As a step toward designing the first effective vaccine against HIV, the virus that causes AIDS, scientists are reporting new insights into how a family of rare, highly potent antibodies bind to HIV and neutralize it — stop it from infecting human cells. The antibodies were isolated from people infected with HIV and work against a wide range of HIV strains. The researchers described the study at the 244th National Meeting & Exposition of the American Chemical Society.
The report was part of a symposium titled "Glycoscience at the Crossroad of Health, Materials and Energy." It focused on one of the newest and hottest areas of research, named for glycans ― chains of sugars that coat the outer surface of cells in the body like icing on a cake. Glycans are key to various activities, helping cells communicate with one another, for instance. The slightest miscue in glycan formation can result in serious diseases. Reports in the symposium focused on advances toward using knowledge about glycans in medicine and other fields.
"The difficulty in preparing a vaccine against HIV lies in the fact that it is 'variable,' meaning there are many strains and subtypes, all of which all slightly different," explained Ian Wilson, DSc, who presented the study. "Recently, researchers have identified antibodies that can recognize many subtypes of HIV, not just one. The antibodies came from a few HIV-infected patients out of thousands. If we can determine what parts of the virus those antibodies are binding, then we could use that information to design a single vaccine that could protect people against most or all of the HIV strains and subtypes."
Worldwide, about 34 million people are infected and living with HIV. About 2.7 million people are newly infected every year — these are infections that an anti-HIV vaccine could prevent. Efforts to develop a vaccine have thwarted scientists and consumed the money of funding agencies and drug companies for almost 30 years.
Vaccines typically consist of a piece of a virus or a killed or inactive version of a virus, which is injected. This "antigen" causes the person's immune system to make antibodies against the virus. But two types of HIV exist — HIV-1 (the most common form) and HIV-2. Four groups of HIV-1 are known, and at least nine subtypes of Group M (which causes about 90 percent of all HIV-1 infections) exist. And all of these types and groups and subtypes are different; a vaccine designed against one of them would not necessarily work against other subtypes, complicating vaccine development.

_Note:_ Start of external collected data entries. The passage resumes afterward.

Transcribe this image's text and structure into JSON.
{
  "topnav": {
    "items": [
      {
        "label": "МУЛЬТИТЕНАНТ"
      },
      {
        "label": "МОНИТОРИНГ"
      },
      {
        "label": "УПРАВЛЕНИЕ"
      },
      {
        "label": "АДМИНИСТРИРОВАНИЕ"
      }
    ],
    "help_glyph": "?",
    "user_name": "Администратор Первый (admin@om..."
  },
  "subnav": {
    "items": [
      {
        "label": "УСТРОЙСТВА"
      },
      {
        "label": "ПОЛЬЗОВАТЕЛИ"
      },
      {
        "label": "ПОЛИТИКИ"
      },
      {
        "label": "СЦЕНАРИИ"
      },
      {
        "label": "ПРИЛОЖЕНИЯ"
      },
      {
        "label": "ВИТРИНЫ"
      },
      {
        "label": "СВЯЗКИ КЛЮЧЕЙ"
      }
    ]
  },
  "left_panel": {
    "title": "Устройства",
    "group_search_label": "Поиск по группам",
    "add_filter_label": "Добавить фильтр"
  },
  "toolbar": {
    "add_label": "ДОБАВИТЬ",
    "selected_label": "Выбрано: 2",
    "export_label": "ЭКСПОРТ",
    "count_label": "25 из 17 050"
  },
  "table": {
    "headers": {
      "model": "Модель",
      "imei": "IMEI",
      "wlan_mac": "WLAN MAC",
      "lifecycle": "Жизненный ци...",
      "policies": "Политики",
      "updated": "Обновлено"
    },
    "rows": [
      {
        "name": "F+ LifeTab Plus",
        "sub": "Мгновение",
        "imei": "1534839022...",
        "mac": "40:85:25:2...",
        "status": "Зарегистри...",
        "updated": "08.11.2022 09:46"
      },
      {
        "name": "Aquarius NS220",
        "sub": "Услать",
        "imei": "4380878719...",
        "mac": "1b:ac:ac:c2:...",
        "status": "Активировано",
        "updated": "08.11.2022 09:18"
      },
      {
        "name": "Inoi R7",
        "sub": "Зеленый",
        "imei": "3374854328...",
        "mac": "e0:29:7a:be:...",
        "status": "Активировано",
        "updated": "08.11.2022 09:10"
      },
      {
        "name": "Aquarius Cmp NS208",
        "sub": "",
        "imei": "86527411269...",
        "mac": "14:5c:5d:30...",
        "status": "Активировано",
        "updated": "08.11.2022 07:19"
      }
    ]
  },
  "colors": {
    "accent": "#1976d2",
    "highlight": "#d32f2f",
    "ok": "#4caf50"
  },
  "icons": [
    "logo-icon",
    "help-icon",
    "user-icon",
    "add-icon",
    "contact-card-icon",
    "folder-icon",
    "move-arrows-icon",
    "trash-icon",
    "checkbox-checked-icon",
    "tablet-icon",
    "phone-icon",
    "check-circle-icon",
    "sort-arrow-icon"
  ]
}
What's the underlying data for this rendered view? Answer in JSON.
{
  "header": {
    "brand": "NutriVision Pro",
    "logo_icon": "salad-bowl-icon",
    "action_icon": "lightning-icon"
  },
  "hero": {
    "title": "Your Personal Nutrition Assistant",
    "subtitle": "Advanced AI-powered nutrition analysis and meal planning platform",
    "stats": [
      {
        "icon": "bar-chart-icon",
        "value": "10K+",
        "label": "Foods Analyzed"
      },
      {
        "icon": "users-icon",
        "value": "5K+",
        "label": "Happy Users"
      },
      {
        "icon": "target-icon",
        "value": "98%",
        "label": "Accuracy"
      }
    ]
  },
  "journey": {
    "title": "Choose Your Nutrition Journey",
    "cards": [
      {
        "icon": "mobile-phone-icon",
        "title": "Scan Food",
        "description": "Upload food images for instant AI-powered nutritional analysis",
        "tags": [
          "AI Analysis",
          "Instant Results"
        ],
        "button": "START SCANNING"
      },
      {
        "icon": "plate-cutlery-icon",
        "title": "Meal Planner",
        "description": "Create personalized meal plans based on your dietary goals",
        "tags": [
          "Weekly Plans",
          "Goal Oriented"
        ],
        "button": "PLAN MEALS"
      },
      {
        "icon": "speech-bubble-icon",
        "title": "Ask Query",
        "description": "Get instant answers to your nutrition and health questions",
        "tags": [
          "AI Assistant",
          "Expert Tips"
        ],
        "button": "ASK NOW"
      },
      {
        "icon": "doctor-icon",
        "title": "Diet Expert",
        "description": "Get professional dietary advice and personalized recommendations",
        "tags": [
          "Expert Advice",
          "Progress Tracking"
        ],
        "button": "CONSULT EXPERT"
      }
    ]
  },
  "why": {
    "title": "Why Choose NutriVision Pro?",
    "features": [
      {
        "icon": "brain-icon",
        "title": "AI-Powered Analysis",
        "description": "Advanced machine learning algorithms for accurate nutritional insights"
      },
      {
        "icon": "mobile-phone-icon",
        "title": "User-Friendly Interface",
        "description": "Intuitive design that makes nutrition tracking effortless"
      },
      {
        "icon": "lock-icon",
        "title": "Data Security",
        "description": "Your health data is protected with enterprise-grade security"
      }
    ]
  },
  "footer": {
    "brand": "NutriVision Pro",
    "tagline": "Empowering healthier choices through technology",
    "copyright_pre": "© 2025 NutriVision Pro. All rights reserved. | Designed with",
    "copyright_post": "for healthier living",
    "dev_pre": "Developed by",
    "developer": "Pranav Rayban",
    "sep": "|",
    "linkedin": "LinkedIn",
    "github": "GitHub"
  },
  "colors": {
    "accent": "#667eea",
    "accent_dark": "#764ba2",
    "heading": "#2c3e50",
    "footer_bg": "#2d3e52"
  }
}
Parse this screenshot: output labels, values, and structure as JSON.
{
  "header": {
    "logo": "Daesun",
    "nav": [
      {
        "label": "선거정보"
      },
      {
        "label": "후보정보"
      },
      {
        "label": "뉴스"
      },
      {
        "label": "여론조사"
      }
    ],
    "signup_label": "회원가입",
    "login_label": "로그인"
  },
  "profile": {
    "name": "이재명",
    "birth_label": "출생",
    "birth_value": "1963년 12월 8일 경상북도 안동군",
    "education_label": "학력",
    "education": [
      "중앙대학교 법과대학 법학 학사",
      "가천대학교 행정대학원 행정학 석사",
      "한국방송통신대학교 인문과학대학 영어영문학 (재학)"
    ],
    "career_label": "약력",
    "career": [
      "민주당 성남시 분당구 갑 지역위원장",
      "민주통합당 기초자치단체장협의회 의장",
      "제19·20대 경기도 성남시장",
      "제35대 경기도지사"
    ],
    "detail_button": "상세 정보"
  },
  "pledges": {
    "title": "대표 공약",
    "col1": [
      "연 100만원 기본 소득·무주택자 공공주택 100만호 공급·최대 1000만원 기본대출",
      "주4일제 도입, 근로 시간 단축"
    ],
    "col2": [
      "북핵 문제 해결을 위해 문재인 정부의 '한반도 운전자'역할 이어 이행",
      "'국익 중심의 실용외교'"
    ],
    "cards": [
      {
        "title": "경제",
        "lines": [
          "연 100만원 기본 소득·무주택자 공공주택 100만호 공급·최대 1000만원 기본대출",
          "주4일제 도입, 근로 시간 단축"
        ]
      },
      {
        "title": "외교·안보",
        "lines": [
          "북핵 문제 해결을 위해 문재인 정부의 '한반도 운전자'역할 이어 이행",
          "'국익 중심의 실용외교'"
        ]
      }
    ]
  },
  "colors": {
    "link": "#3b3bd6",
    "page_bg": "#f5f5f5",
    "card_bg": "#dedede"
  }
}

Usually, antibodies target proteins of a virus. But HIV is a wolf in sheep's clothing — it hides its precious proteins under a sugary shield, which is formed from the infected person's own sugars. That way, the immune system often doesn't even realize a foreign virus is lurking in its midst.
As a step toward making an effective and broadly neutralizing vaccine, Wilson and colleagues at the IAVI Neutralizing Antibody Center at the Scripps Research Institute analyzed antibodies that have the surprising ability to bind to many subtypes of HIV-1. These antibodies, called PG and PGTs, were isolated in previous work from HIV-infected individuals. His team figured out which parts of HIV several of these antibodies were binding. These unusually potent antibodies can bind to and neutralize up to 80 percent of HIV-1 virus types. Therefore, a vaccine that could prompt the body to make these antibodies would offer wide-ranging protection for an immunized person.
"The new PG and PGT antibodies are relatively rare antibodies that can actually bind to sugars on the glycan shield," explains Wilson. "But they go even farther. They get through the shield of sugars and manage to contact the protein below."
It turns out that many of these special antibodies bind to two glycans and a particular portion of a protein to which those sugars attach. "Once we understand this binding, then we can try to design an immunogen, or antigen, that would elicit the production of those antibodies in humans," he says. Therefore, a vaccine may someday contain two glycans and a piece of protein that resembles the binding site for the PG and PGT antibodies. The researchers in the field call this process "structure-assisted vaccine design."
Wilson said that it is unclear when a vaccine based on this work would become available. However, the finding that sugars are instrumental to this process just goes to underscore the importance of studying sugars in the laboratory.
The researchers acknowledged funding from the National Institute of Allergy and Infectious Diseases of the National Institutes of Health under award numbers R01AI084817 and P01AI082362, as well as from the International AIDS Vaccine Initiative (IAVI).